SECRET SYSTEM
「祖父の研究記録は、主に君みたいな・・・
"生物を模した機械"についてのものだった。
勿論、人間型だけじゃない。
犬や猫、モルモット型の図面までもがあった。
どれも複雑すぎて、今の僕には理解仕切れなかった。
…もっとも、そう解ったのも3日経ってからだが」
「おつかれさまでした」
「----君が言うと厭味に聞こえないから不思議だな。
・・・とにかく、それでも僕は何とか読めるところから読み込んでいった訳だ。
すると、ある項目に驚くべき事実が記録されていた。

ある《人型生活補助システム》との生活記録だ。

これがどういう事か解るかい。
祖父は、 実際に図面通りシステムを作り、そして成功させていたんだ。
生活記録が、祖父の作ったシステムの精密さ・精巧さ、正確さを克明に表していたよ。

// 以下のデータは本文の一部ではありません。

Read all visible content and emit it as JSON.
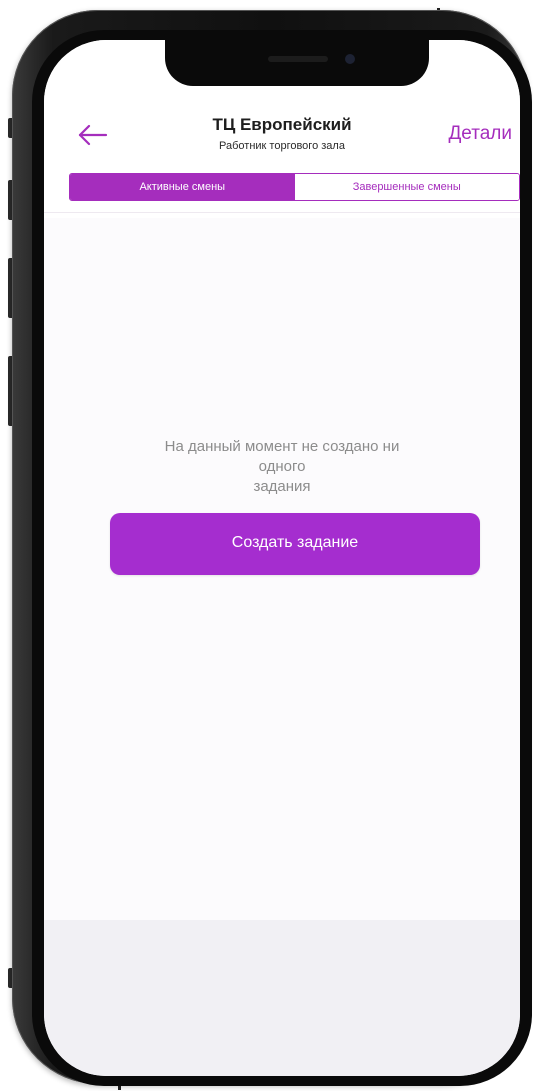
{
  "header": {
    "title": "ТЦ Европейский",
    "subtitle": "Работник торгового зала",
    "details_label": "Детали",
    "back_icon": "arrow-left-icon"
  },
  "tabs": [
    {
      "label": "Активные смены",
      "active": true
    },
    {
      "label": "Завершенные смены",
      "active": false
    }
  ],
  "empty_state": {
    "lines": [
      "На данный момент не создано ни",
      "одного",
      "задания"
    ]
  },
  "create_button": {
    "label": "Создать задание"
  },
  "colors": {
    "accent": "#a52dbd",
    "button": "#a52dcf",
    "empty_text": "#8c8c8c",
    "bottom_area": "#f1f0f4"
  }
}
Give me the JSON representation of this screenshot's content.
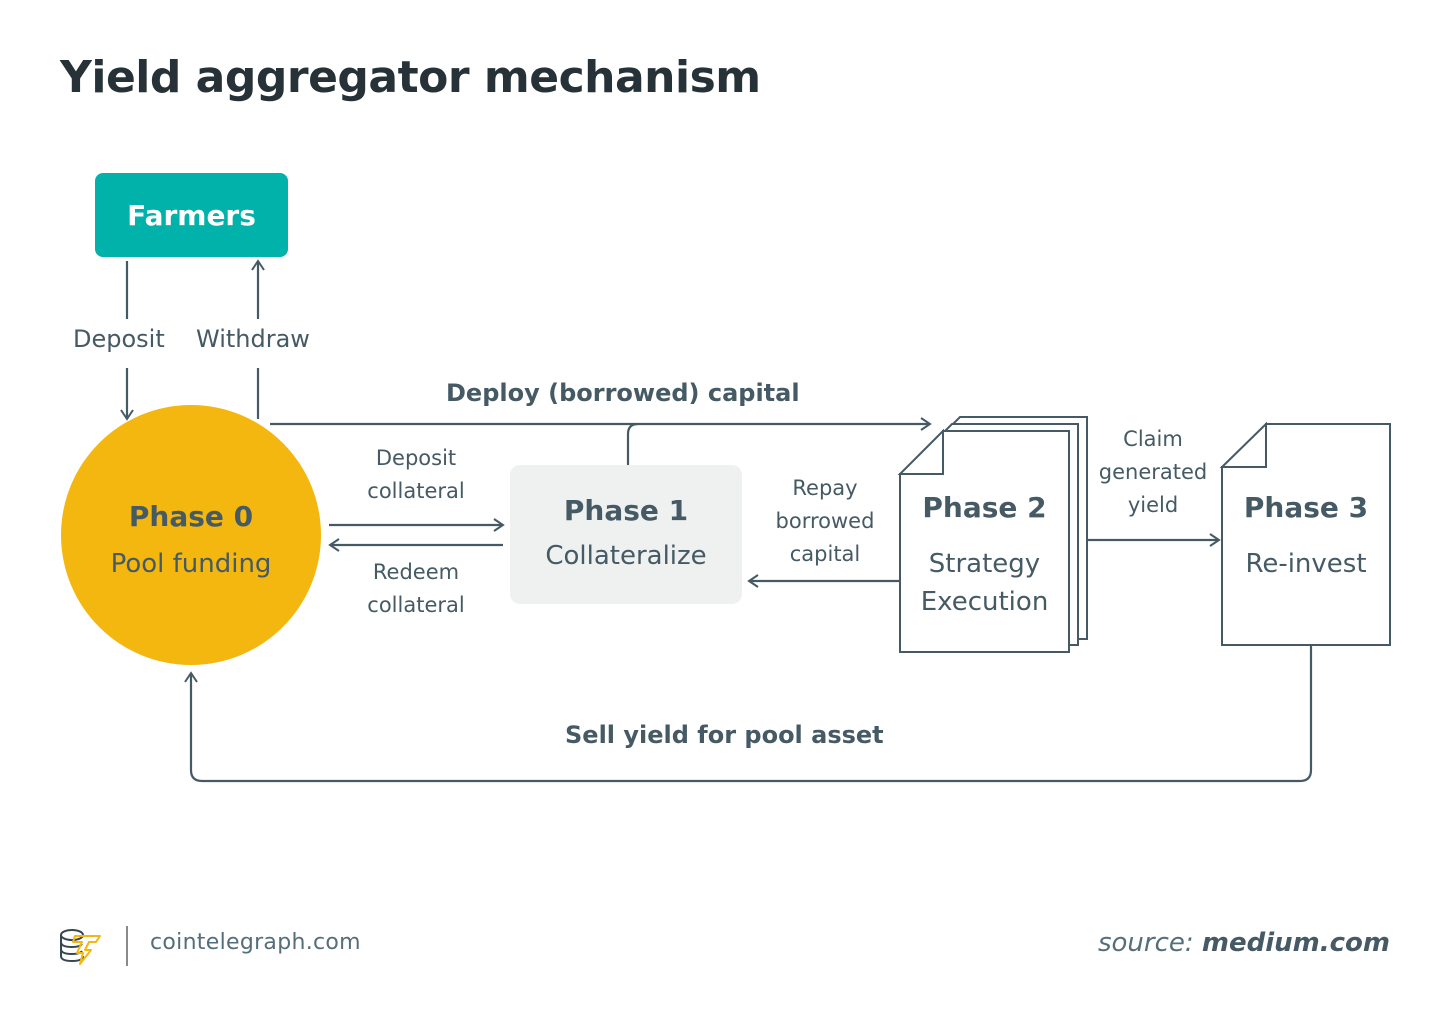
{
  "title": "Yield aggregator mechanism",
  "colors": {
    "farmers": "#00b2a9",
    "phase0": "#f4b70f",
    "phase1_bg": "#eff1f1",
    "line": "#455a64",
    "text_dark": "#263238"
  },
  "nodes": {
    "farmers": {
      "label": "Farmers"
    },
    "phase0": {
      "title": "Phase 0",
      "subtitle": "Pool funding"
    },
    "phase1": {
      "title": "Phase 1",
      "subtitle": "Collateralize"
    },
    "phase2": {
      "title": "Phase 2",
      "subtitle_line1": "Strategy",
      "subtitle_line2": "Execution"
    },
    "phase3": {
      "title": "Phase 3",
      "subtitle": "Re-invest"
    }
  },
  "edges": {
    "deposit": "Deposit",
    "withdraw": "Withdraw",
    "deploy": "Deploy (borrowed) capital",
    "deposit_collateral_1": "Deposit",
    "deposit_collateral_2": "collateral",
    "redeem_collateral_1": "Redeem",
    "redeem_collateral_2": "collateral",
    "repay_1": "Repay",
    "repay_2": "borrowed",
    "repay_3": "capital",
    "claim_1": "Claim",
    "claim_2": "generated",
    "claim_3": "yield",
    "sell": "Sell yield for pool asset"
  },
  "footer": {
    "logo_icon": "cointelegraph-logo-icon",
    "site": "cointelegraph.com",
    "source_label": "source:",
    "source_value": "medium.com"
  }
}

しかし、その記録もシステムも、なぜか祖父の死の1カ月前で突然消えている」
「具合でも悪くなられたんでしょうか」
「それもあるだろう。事実、祖父は肺を患っていて、いつ容体が悪化してもおかしく無かったからね。しかし---それなら尚更、システムが祖父を助けていた筈だ。

僕は調べを進めた。
すると、祖父には独自の研究仲間のネットワークがあることが判った。

祖父はその研究仲間に、こっそりシステムの記録などを流していたらしい。
最近ぽつぽつと工場用のロボットとか、ペット型のとか、
発表されているのを聞いたことがあるだろう?」

「ええ、まあ・・・詳しくはありませんが」

「あれはみんな、祖父の研究成果だ。
祖父がなぜ…その、手柄を…みすみす手放すような、そんな事をしたのか、
僕にはよく解らなかった。

それで、 僕は、祖父の造ったシステムを探すことにした。

まだ見たことは無いが、あの造りならまだ稼働している筈だから、
とりあえず逢って、話してみようと思った。